If the model outputs an incorrect answer due to a single mistake/incorrect assumption in reasoning, the user has no way to correct it as it can't see the reasoning so can't see where the mistake was.

accrual · on Sept 12, 2024

Maybe CriticGPT could be used here [0]. Have the CoT model produce a result, and either automatically or upon user request, ask CriticGPT to review the hidden CoT and feed the critique into the next response. This way the error can (hopefully) be spotted and corrected without revealing the whole process to the user.

[0] https://openai.com/index/finding-gpt4s-mistakes-with-gpt-4/

Day dreaming: imagine if this architecture takes off and the AI "thought process" becomes hidden and private much like human thoughts. I wonder then if a future robot's inner dialog could be subpoenaed in court, connected to some special debugger, and have their "thoughts" read out loud in court to determine why it acted in some way.

thomasahle · on Sept 12, 2024

> my gut reaction is this negatively impacts model usability, but i'm having a hard time putting my finger on why.

This will make it harder for things like DSPy to work, which rely using "good" CoT examples as few-shot examples.

rchaves · on Sept 13, 2024

yeah I guess base models without built-it CoT are not going away, exactly because you might want to tune it yourself.
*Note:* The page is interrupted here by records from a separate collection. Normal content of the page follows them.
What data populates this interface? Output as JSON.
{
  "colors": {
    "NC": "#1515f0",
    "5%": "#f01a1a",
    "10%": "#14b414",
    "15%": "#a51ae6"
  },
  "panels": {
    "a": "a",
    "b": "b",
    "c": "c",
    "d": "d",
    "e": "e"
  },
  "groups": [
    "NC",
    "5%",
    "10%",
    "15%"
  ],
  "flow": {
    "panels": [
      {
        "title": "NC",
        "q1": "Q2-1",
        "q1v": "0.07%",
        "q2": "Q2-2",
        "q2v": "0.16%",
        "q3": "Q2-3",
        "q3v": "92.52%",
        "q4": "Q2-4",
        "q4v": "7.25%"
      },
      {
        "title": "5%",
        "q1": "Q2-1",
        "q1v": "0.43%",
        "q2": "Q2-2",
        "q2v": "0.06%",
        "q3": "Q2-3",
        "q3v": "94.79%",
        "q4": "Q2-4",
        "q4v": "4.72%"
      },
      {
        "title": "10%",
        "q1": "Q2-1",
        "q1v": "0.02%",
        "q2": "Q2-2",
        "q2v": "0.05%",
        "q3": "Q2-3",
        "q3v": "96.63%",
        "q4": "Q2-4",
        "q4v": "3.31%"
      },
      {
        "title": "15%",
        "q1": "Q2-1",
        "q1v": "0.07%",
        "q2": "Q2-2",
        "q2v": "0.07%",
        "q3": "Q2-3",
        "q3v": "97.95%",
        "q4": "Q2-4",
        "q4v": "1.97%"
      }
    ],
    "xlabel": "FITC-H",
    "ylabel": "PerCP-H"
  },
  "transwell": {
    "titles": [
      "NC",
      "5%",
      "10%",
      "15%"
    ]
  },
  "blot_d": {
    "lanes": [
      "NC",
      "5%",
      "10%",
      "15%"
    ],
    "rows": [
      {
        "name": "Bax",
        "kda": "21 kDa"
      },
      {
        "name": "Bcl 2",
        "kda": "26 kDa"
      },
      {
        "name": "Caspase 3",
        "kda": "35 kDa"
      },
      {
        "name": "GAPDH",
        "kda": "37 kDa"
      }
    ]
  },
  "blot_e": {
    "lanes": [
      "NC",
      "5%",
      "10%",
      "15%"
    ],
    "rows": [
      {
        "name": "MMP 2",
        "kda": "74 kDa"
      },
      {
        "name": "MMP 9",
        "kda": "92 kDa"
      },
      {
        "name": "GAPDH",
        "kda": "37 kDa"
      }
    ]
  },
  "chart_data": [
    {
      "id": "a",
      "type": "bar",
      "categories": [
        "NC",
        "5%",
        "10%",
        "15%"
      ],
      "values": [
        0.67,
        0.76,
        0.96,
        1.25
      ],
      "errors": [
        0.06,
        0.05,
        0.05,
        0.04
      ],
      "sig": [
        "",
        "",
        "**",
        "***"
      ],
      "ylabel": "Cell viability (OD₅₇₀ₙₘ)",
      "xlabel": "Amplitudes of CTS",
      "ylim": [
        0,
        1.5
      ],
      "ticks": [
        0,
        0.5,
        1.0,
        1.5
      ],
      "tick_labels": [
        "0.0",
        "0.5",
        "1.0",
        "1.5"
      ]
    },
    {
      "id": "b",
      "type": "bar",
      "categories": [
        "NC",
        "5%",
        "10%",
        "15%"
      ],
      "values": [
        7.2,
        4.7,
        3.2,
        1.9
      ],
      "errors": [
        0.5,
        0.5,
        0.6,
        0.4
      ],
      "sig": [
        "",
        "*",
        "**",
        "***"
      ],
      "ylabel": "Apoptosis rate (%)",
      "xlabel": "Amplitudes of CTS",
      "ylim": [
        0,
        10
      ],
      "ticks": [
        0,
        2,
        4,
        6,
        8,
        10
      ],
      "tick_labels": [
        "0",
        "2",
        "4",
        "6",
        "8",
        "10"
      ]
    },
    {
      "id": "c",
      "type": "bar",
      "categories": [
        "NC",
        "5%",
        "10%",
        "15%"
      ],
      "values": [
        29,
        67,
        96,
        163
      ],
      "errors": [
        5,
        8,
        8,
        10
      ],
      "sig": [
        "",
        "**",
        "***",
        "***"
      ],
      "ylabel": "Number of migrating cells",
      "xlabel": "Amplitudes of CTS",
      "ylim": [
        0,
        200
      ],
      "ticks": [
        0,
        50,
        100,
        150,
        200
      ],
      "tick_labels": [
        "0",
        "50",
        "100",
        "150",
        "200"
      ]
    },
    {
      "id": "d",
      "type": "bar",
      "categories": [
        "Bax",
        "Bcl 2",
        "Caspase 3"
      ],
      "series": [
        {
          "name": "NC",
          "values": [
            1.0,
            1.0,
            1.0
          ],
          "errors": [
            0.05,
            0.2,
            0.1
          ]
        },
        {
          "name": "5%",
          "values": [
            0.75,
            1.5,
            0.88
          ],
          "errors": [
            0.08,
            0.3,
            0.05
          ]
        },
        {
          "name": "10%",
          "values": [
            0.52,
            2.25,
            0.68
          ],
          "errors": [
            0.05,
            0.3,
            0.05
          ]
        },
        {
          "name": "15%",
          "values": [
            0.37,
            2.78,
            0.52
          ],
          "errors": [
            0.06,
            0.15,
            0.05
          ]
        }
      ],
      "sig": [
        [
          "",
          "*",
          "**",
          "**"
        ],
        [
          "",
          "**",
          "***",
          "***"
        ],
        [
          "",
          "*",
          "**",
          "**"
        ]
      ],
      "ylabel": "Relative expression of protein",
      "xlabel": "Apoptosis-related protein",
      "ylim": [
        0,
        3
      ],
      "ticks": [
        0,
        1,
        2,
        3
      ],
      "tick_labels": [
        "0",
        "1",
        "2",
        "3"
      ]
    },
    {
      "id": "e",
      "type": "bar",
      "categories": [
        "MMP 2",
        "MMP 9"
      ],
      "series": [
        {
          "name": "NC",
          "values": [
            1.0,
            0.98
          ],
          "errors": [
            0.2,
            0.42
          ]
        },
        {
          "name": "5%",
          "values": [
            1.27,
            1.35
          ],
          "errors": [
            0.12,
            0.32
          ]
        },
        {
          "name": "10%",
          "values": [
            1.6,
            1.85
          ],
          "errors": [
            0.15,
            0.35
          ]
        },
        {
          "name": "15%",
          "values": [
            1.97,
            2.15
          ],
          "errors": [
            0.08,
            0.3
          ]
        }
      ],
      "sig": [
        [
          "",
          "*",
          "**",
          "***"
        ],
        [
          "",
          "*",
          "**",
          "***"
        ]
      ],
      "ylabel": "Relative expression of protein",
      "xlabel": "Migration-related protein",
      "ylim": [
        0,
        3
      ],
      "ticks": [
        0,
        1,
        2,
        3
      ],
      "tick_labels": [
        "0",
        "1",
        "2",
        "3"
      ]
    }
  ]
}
If DSPy (or similar) evolves to allow the same or similar than OpenAI did with o1, that will be quite powerful, but we still need the big foundational models powering it all

on the other hand, if cementing techniques in the models becomes a trend, we might see various models around with each technique for us to pick and choose beyond CoT without need for us to guide the model ourselves, then what's left for us to optimize is the prompts on what we want, and the routing the combination of those in a nice pipeline

still the principle of DSPy stays the same, have a dataset to evaluate, let the machine trial an error prompts, hyperparameters and so on, just switch around different techniques (possibly automating that too), and get measurable, optimizable results

m3kw9 · on Sept 12, 2024

The moat is expanding from use count, also the moat is to lead and advance faster than anyone can catch up, you will always have the best mode with the best infrastructure and low limits.